Teachers returned to Lepton C of E Junior, Infant and Nursery School in Station Road after their break to discover the felled trees.
All the endangered black poplar trees, planted seven years ago as part of an environmental initiative, have been sawn off at the base.
But initial inquiries by the school in the community have provided no clues as to what happened.
No-one has seen or heard anything.
Headteacher Trevor Fox said: "It is devastating.
"I have no idea how this will affect the children when they return after their holiday.
"Someone has thought long and hard about doing this - the trees which were about eight to 10ft tall have all been deliberately sawn down. It must have taken some time to do."
Children at the school paid £1 each to plant one of the black poplar saplings as part of the environmental plan for the school.
About 100 of the saplings were planted.
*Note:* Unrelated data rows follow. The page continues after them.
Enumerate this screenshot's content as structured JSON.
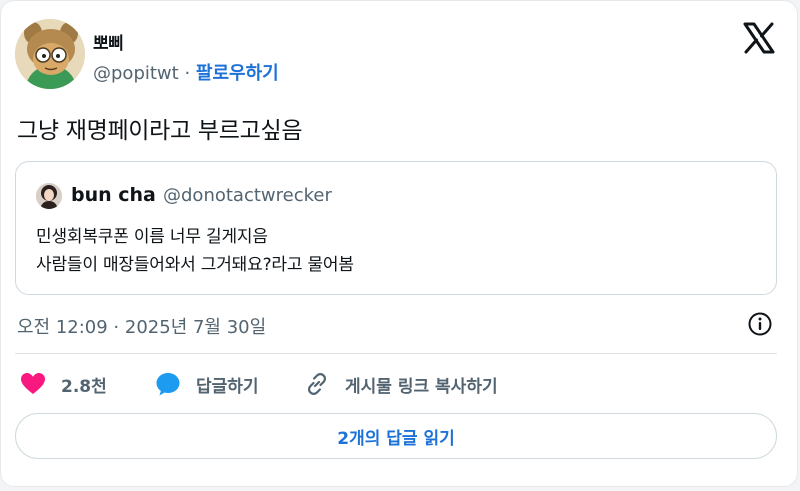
{
  "author": {
    "display_name": "뽀삐",
    "handle": "@popitwt",
    "separator": "·",
    "follow_label": "팔로우하기"
  },
  "tweet": {
    "text": "그냥 재명페이라고 부르고싶음"
  },
  "quoted": {
    "name": "bun cha",
    "handle": "@donotactwrecker",
    "lines": [
      "민생회복쿠폰 이름 너무 길게지음",
      "사람들이 매장들어와서 그거돼요?라고 물어봄"
    ]
  },
  "meta": {
    "timestamp": "오전 12:09 · 2025년 7월 30일"
  },
  "actions": {
    "like_count": "2.8천",
    "reply_label": "답글하기",
    "copy_link_label": "게시물 링크 복사하기"
  },
  "footer": {
    "read_replies_label": "2개의 답글 읽기"
  },
  "icons": {
    "logo": "x-logo-icon",
    "info": "info-icon",
    "like": "heart-icon",
    "reply": "reply-bubble-icon",
    "link": "link-icon"
  },
  "colors": {
    "accent": "#1d72d8",
    "heart": "#f91880",
    "muted": "#536471",
    "border": "#cfd9de"
  }
}
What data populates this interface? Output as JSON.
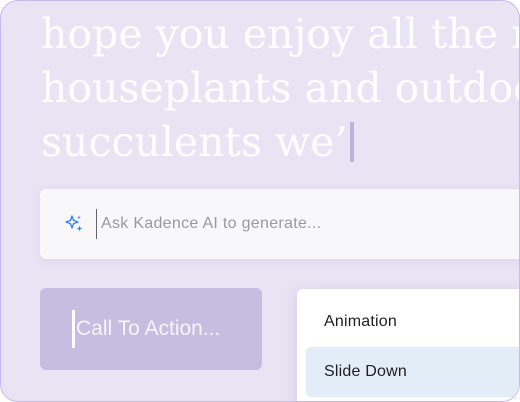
{
  "headline": {
    "lines": [
      "hope you enjoy all the new",
      "houseplants and outdoor",
      "succulents we’"
    ]
  },
  "ai_bar": {
    "icon": "sparkle-icon",
    "placeholder": "Ask Kadence AI to generate..."
  },
  "cta": {
    "label": "Call To Action..."
  },
  "dropdown": {
    "title": "Animation",
    "selected_option": "Slide Down"
  },
  "colors": {
    "background": "#e9e4f4",
    "accent_icon": "#3b82f6",
    "cta_fill": "#c6bde0",
    "selected_option_fill": "#e2edf8"
  }
}
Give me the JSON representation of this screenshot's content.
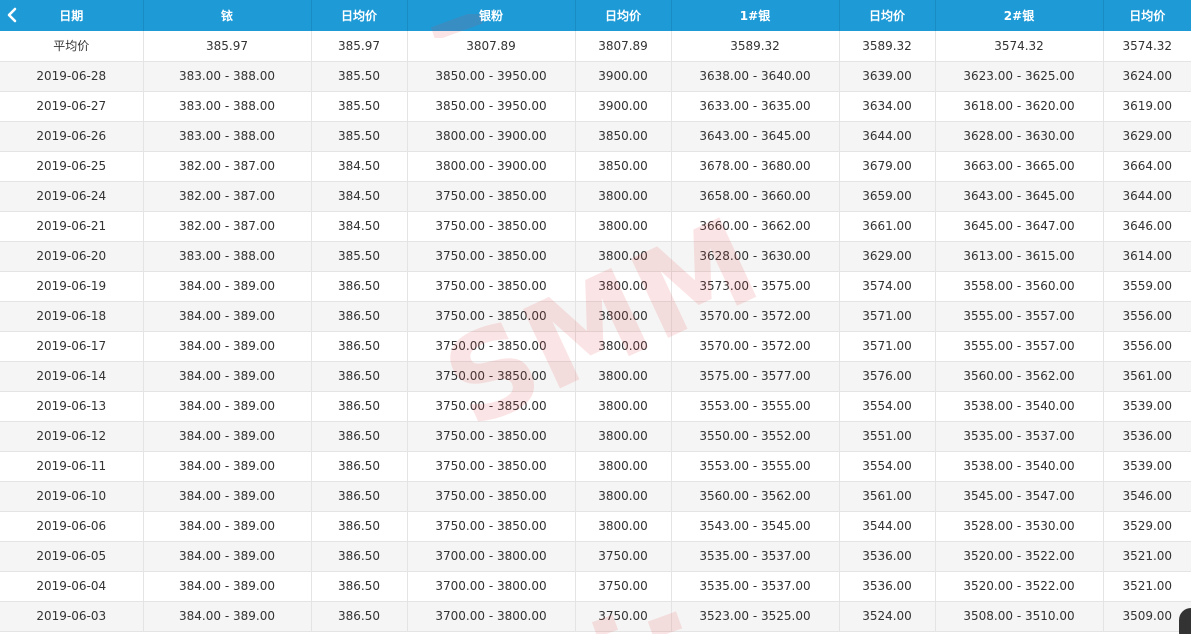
{
  "table": {
    "headers": [
      "日期",
      "铱",
      "日均价",
      "银粉",
      "日均价",
      "1#银",
      "日均价",
      "2#银",
      "日均价"
    ],
    "average_row": [
      "平均价",
      "385.97",
      "385.97",
      "3807.89",
      "3807.89",
      "3589.32",
      "3589.32",
      "3574.32",
      "3574.32"
    ],
    "rows": [
      [
        "2019-06-28",
        "383.00 - 388.00",
        "385.50",
        "3850.00 - 3950.00",
        "3900.00",
        "3638.00 - 3640.00",
        "3639.00",
        "3623.00 - 3625.00",
        "3624.00"
      ],
      [
        "2019-06-27",
        "383.00 - 388.00",
        "385.50",
        "3850.00 - 3950.00",
        "3900.00",
        "3633.00 - 3635.00",
        "3634.00",
        "3618.00 - 3620.00",
        "3619.00"
      ],
      [
        "2019-06-26",
        "383.00 - 388.00",
        "385.50",
        "3800.00 - 3900.00",
        "3850.00",
        "3643.00 - 3645.00",
        "3644.00",
        "3628.00 - 3630.00",
        "3629.00"
      ],
      [
        "2019-06-25",
        "382.00 - 387.00",
        "384.50",
        "3800.00 - 3900.00",
        "3850.00",
        "3678.00 - 3680.00",
        "3679.00",
        "3663.00 - 3665.00",
        "3664.00"
      ],
      [
        "2019-06-24",
        "382.00 - 387.00",
        "384.50",
        "3750.00 - 3850.00",
        "3800.00",
        "3658.00 - 3660.00",
        "3659.00",
        "3643.00 - 3645.00",
        "3644.00"
      ],
      [
        "2019-06-21",
        "382.00 - 387.00",
        "384.50",
        "3750.00 - 3850.00",
        "3800.00",
        "3660.00 - 3662.00",
        "3661.00",
        "3645.00 - 3647.00",
        "3646.00"
      ],
      [
        "2019-06-20",
        "383.00 - 388.00",
        "385.50",
        "3750.00 - 3850.00",
        "3800.00",
        "3628.00 - 3630.00",
        "3629.00",
        "3613.00 - 3615.00",
        "3614.00"
      ],
      [
        "2019-06-19",
        "384.00 - 389.00",
        "386.50",
        "3750.00 - 3850.00",
        "3800.00",
        "3573.00 - 3575.00",
        "3574.00",
        "3558.00 - 3560.00",
        "3559.00"
      ],
      [
        "2019-06-18",
        "384.00 - 389.00",
        "386.50",
        "3750.00 - 3850.00",
        "3800.00",
        "3570.00 - 3572.00",
        "3571.00",
        "3555.00 - 3557.00",
        "3556.00"
      ],
      [
        "2019-06-17",
        "384.00 - 389.00",
        "386.50",
        "3750.00 - 3850.00",
        "3800.00",
        "3570.00 - 3572.00",
        "3571.00",
        "3555.00 - 3557.00",
        "3556.00"
      ],
      [
        "2019-06-14",
        "384.00 - 389.00",
        "386.50",
        "3750.00 - 3850.00",
        "3800.00",
        "3575.00 - 3577.00",
        "3576.00",
        "3560.00 - 3562.00",
        "3561.00"
      ],
      [
        "2019-06-13",
        "384.00 - 389.00",
        "386.50",
        "3750.00 - 3850.00",
        "3800.00",
        "3553.00 - 3555.00",
        "3554.00",
        "3538.00 - 3540.00",
        "3539.00"
      ],
      [
        "2019-06-12",
        "384.00 - 389.00",
        "386.50",
        "3750.00 - 3850.00",
        "3800.00",
        "3550.00 - 3552.00",
        "3551.00",
        "3535.00 - 3537.00",
        "3536.00"
      ],
      [
        "2019-06-11",
        "384.00 - 389.00",
        "386.50",
        "3750.00 - 3850.00",
        "3800.00",
        "3553.00 - 3555.00",
        "3554.00",
        "3538.00 - 3540.00",
        "3539.00"
      ],
      [
        "2019-06-10",
        "384.00 - 389.00",
        "386.50",
        "3750.00 - 3850.00",
        "3800.00",
        "3560.00 - 3562.00",
        "3561.00",
        "3545.00 - 3547.00",
        "3546.00"
      ],
      [
        "2019-06-06",
        "384.00 - 389.00",
        "386.50",
        "3750.00 - 3850.00",
        "3800.00",
        "3543.00 - 3545.00",
        "3544.00",
        "3528.00 - 3530.00",
        "3529.00"
      ],
      [
        "2019-06-05",
        "384.00 - 389.00",
        "386.50",
        "3700.00 - 3800.00",
        "3750.00",
        "3535.00 - 3537.00",
        "3536.00",
        "3520.00 - 3522.00",
        "3521.00"
      ],
      [
        "2019-06-04",
        "384.00 - 389.00",
        "386.50",
        "3700.00 - 3800.00",
        "3750.00",
        "3535.00 - 3537.00",
        "3536.00",
        "3520.00 - 3522.00",
        "3521.00"
      ],
      [
        "2019-06-03",
        "384.00 - 389.00",
        "386.50",
        "3700.00 - 3800.00",
        "3750.00",
        "3523.00 - 3525.00",
        "3524.00",
        "3508.00 - 3510.00",
        "3509.00"
      ]
    ]
  },
  "watermark": {
    "text": "SMM",
    "color": "#e8393c"
  },
  "icons": {
    "back": "chevron-left-icon"
  },
  "colors": {
    "header_bg": "#1e9bd7",
    "header_text": "#ffffff",
    "row_alt_bg": "#f5f5f5"
  }
}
The species was chosen specifically to help improve drainage on the school's football field.
The project also included a wildlife area and nature reserve.
Mr Fox has notified the police about the incident.
* The black poplar is the rarest native timber tree in Britain.
* Its botanical name is Populus nigra var.betulifolia.
* Its wood was originally used for barns and agricultural products.
* A survey by botanist Edgar Milne-Redhead for the Botanical Society of the British Isles in 1973 found only about 1,000 trees.
* Trees often grow close to water in lowland areas and often alone, rather than in thickets.
* Mature trees can be up to 30 metres high and 20 metres wide.
* Male trees provide deep red catkins before leaves about the end of March. Female trees produce lime green catkins.